Puiseux Series and Algebraic Solutions of First Order Autonomous AODEs -- A MAPLE Package

TL;DR

This paper introduces a MAPLE package that implements algorithms for computing all formal Puiseux series and algebraic solutions of autonomous first order algebraic differential equations, ensuring solution existence, uniqueness, and comprehensive solution description.

Contribution

The paper presents a new MAPLE package that automates the computation of all formal Puiseux series and algebraic solutions for autonomous first order algebraic ODEs, including singular solutions.

Findings

All solutions can be uniquely represented by truncations or minimal polynomials.

The package computes both generic and singular solutions effectively.

The method reduces equations using local parametrizations and degree bounds.

Abstract

There exist several methods for computing exact solutions of algebraic differential equations.
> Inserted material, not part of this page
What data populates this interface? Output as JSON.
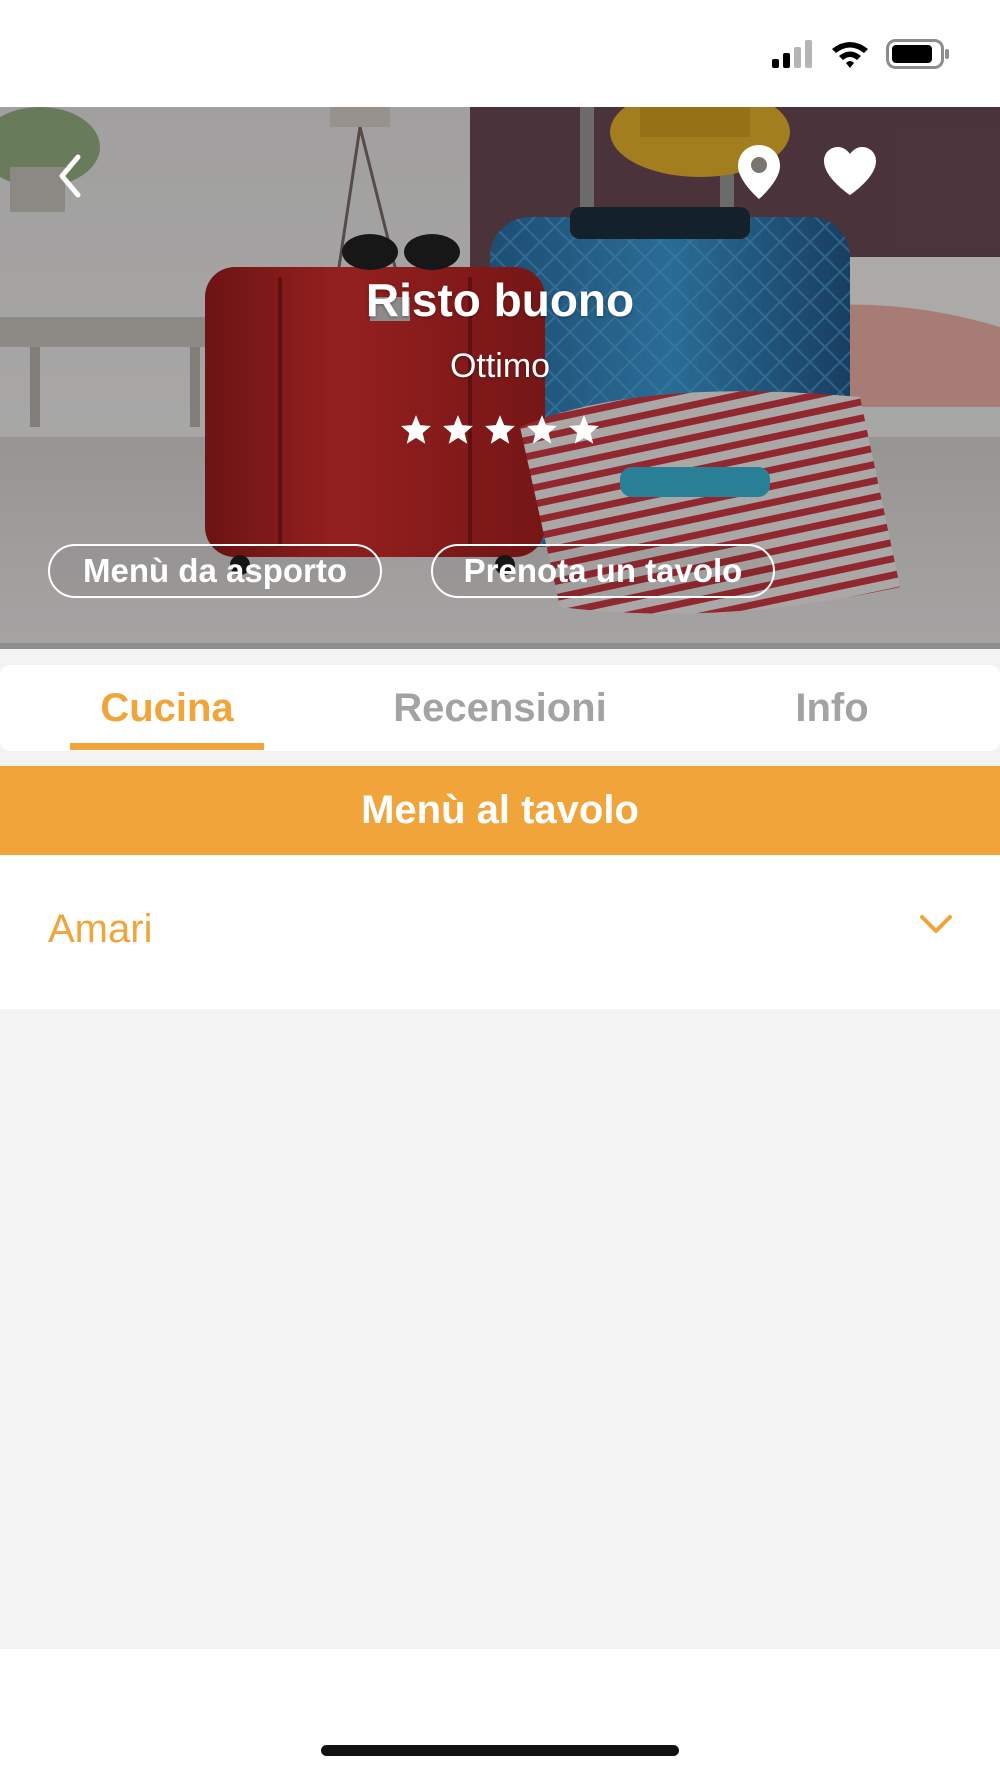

Most of the methods, however, do not ensure existence and uniqueness of the solutions and might fail after several steps, or are restricted to linear equations. The authors have presented in previous works a method to overcome this problem for autonomous first order algebraic ordinary differential equations and formal Puiseux series solutions and algebraic solutions. In the first case, all solutions can uniquely be represented by a sufficiently large truncation and in the latter case by its minimal polynomial. The main contribution of this paper is the implementation, in a MAPLE-package named FirstOrderSolve, of the algorithmic ideas presented therein. More precisely, all formal Puiseux series and algebraic solutions, including the generic and singular solutions, are computed and described uniquely. The computation strategy is to reduce the given differential equation to a simpler one by using local parametrizations and the already known degree bounds.